The impact of the recession continued to drive the value of Florida farmland lower in 2009 with the exception of wooded farmland. That's according to the annual Florida Land Value Survey conducted by the University of Florida's (UF) Institute of Food and Agricultural Sciences. The survey, which does not evaluate urban land values, was taken during the final months of 2009 and seeks to determine average rural land values as of May 2009.
Results show farmland in North Florida dropped between 3% and 17% in value from 2008 while farmland in South Florida dropped even more -- between 10% and 31%. The decreases noted for 2009 follow strong declines in 2008, which saw some areas of Florida lose as much as half their value in 2008. Prior to the sharp downturn in 2008, rural Florida land values had experienced strong gains spurred by the population boom between 2002 and 2006, the report says.
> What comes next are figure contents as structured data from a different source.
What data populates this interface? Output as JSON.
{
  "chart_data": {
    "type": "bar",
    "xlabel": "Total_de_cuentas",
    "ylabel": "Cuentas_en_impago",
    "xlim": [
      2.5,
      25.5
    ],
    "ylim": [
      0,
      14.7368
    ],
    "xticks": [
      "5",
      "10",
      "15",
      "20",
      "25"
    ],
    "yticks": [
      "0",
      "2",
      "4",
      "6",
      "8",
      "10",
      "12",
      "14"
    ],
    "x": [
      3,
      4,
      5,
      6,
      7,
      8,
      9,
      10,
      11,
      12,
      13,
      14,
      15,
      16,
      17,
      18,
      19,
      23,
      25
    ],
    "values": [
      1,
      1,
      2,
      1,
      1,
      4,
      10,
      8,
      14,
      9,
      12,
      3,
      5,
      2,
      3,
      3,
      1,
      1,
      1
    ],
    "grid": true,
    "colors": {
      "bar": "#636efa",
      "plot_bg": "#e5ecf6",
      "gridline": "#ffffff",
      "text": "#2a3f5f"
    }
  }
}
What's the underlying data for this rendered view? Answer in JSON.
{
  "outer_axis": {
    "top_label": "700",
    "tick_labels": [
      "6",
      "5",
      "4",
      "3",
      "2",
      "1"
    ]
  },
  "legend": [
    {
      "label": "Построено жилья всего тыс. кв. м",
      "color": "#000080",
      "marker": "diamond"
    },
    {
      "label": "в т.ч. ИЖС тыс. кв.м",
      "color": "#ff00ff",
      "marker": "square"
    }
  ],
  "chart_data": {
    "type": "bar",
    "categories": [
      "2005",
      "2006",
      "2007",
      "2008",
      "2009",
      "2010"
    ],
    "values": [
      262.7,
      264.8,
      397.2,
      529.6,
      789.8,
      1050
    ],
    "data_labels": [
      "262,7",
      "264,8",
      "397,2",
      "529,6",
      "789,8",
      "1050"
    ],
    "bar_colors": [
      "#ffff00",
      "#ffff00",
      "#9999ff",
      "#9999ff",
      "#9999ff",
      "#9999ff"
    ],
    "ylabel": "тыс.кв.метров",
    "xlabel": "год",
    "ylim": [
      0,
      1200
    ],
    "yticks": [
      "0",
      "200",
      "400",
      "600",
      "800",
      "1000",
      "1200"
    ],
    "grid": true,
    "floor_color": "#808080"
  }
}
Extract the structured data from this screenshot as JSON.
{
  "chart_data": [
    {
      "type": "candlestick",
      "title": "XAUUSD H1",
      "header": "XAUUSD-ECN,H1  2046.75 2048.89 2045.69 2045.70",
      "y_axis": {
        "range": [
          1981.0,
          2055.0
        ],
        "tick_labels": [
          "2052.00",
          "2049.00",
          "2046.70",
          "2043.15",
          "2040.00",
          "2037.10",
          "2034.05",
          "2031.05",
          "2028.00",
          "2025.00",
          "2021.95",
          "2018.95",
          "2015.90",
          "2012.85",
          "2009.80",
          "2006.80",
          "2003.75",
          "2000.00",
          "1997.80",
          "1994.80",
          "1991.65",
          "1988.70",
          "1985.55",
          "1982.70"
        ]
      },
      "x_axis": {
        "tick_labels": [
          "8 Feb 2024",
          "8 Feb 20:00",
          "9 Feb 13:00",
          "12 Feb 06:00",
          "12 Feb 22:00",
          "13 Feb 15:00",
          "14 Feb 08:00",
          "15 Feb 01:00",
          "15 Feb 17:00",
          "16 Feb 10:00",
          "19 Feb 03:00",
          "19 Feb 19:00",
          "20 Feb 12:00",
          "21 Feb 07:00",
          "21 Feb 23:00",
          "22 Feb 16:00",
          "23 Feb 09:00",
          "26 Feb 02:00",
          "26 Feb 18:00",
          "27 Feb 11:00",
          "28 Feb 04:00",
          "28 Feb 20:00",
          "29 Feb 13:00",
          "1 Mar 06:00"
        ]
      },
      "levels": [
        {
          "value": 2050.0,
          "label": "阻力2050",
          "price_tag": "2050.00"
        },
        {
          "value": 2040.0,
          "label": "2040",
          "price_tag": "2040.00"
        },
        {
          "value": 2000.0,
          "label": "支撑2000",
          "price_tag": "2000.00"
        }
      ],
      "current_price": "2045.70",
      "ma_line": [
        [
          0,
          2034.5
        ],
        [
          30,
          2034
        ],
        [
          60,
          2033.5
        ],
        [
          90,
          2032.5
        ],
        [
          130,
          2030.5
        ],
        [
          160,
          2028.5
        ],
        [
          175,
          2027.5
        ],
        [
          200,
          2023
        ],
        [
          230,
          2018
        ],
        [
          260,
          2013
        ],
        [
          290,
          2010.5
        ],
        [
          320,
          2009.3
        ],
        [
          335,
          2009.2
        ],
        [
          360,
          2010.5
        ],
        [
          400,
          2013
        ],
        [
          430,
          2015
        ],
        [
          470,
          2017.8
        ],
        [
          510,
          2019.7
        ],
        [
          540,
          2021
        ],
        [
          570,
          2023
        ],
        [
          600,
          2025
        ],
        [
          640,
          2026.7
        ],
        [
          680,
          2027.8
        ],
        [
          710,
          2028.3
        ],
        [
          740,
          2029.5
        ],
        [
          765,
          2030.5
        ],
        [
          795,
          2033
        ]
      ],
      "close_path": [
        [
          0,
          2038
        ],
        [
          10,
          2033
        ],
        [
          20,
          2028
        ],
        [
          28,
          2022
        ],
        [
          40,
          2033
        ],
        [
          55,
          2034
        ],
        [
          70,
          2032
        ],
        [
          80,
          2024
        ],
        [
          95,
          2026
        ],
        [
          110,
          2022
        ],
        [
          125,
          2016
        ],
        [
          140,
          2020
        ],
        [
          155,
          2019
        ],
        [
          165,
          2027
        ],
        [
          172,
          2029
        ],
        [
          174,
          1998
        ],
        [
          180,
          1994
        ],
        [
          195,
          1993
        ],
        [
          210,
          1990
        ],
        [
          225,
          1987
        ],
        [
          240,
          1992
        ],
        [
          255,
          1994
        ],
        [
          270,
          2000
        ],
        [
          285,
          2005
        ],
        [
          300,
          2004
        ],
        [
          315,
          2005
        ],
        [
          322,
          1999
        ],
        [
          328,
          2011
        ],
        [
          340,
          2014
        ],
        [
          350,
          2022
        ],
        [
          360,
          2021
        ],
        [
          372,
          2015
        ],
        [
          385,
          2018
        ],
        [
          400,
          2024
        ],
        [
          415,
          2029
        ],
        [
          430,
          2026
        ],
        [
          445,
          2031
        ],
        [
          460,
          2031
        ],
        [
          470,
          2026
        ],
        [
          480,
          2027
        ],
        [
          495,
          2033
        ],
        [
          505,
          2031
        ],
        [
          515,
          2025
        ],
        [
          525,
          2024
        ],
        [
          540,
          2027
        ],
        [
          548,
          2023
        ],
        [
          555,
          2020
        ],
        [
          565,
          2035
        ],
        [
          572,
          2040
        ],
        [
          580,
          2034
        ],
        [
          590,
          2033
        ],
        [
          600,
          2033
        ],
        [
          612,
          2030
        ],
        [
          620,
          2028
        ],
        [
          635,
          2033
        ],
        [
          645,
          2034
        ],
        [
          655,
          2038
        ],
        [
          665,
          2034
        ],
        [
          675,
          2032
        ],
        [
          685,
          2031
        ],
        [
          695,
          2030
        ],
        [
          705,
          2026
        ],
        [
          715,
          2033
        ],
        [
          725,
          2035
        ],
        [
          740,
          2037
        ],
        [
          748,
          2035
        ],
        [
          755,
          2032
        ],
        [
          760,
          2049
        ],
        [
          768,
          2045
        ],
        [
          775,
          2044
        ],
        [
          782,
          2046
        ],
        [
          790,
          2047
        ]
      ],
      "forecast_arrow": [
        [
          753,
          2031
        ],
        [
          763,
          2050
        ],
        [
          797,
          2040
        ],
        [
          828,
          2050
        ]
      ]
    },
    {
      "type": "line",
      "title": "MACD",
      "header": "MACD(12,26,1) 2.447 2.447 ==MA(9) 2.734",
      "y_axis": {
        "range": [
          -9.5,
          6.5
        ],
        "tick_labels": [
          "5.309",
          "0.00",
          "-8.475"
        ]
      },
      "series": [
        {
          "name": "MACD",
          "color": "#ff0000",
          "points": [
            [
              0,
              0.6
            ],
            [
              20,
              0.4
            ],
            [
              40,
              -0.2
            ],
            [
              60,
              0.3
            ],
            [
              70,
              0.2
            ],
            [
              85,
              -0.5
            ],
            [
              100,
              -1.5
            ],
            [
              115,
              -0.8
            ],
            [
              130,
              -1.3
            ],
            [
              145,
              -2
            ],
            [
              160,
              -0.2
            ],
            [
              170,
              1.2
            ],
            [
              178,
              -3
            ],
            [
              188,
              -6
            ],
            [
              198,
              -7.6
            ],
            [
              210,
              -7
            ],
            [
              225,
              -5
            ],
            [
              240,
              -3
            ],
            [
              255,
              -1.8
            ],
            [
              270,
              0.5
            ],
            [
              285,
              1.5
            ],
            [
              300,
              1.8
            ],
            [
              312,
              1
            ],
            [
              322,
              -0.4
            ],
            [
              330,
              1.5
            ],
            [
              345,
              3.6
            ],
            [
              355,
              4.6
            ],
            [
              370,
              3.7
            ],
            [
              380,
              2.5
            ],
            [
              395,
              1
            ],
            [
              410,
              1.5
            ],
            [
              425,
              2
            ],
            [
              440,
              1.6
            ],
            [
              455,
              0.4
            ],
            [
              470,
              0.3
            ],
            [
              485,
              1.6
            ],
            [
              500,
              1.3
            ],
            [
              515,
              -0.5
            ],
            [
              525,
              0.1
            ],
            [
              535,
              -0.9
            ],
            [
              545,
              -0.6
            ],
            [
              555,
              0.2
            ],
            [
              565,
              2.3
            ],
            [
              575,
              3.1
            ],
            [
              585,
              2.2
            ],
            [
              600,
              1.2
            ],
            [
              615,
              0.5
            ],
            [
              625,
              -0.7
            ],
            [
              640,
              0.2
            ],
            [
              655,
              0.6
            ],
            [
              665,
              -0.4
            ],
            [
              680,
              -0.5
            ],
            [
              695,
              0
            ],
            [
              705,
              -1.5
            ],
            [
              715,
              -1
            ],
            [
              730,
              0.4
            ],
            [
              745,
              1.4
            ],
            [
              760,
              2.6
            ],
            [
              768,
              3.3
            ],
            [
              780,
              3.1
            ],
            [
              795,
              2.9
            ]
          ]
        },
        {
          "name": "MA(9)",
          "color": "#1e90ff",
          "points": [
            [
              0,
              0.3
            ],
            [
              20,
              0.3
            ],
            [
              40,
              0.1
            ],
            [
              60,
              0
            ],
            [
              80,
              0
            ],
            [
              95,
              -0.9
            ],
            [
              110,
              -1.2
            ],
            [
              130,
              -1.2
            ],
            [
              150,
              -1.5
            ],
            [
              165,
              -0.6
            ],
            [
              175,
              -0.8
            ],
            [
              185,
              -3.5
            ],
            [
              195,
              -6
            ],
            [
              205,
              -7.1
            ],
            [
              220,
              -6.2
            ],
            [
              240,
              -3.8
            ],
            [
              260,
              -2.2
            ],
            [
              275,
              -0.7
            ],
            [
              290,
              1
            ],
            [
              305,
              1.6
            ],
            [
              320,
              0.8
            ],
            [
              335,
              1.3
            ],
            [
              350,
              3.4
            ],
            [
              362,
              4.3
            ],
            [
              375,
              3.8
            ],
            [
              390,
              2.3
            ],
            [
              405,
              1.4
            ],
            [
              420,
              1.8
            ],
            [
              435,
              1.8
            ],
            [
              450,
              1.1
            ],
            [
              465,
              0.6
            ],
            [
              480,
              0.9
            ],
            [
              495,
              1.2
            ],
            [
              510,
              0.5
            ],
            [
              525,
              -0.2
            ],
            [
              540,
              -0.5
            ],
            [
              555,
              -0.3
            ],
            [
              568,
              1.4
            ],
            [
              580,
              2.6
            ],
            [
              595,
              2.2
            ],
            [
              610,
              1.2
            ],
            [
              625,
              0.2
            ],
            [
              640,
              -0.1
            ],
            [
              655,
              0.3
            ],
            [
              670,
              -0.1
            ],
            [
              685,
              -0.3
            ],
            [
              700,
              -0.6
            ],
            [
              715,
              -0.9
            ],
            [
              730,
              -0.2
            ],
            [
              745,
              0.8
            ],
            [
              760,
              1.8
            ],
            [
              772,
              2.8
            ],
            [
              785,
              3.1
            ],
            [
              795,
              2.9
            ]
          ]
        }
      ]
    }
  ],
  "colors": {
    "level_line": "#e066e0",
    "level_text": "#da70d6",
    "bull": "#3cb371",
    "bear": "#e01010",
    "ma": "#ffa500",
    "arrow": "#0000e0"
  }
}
The exception to the drop in value is wooded farmland, which reported a marginal increase of just more than 1%, but it's not clear what contributed to the increase, the report says.
The report indicated pasture land rose 22%, but this was interpreted as a market correction to a disproportional devaluation in 2008, says Rodney Clouser, UF professor of food and resource economics who conducted the survey.
Survey respondents said they expect land values will continue to decline in 2010 but that the decrease will be much less severe than that of 2008 and 2009, likely around 6% to 7%.
"The steepest decline is likely over," Clouser says, "but it will most likely be a few more years before we see an overall increase in values. Even after the bigger economic picture improves, there will be a surplus of land in Florida that will need to be sold before the values begin to go up again."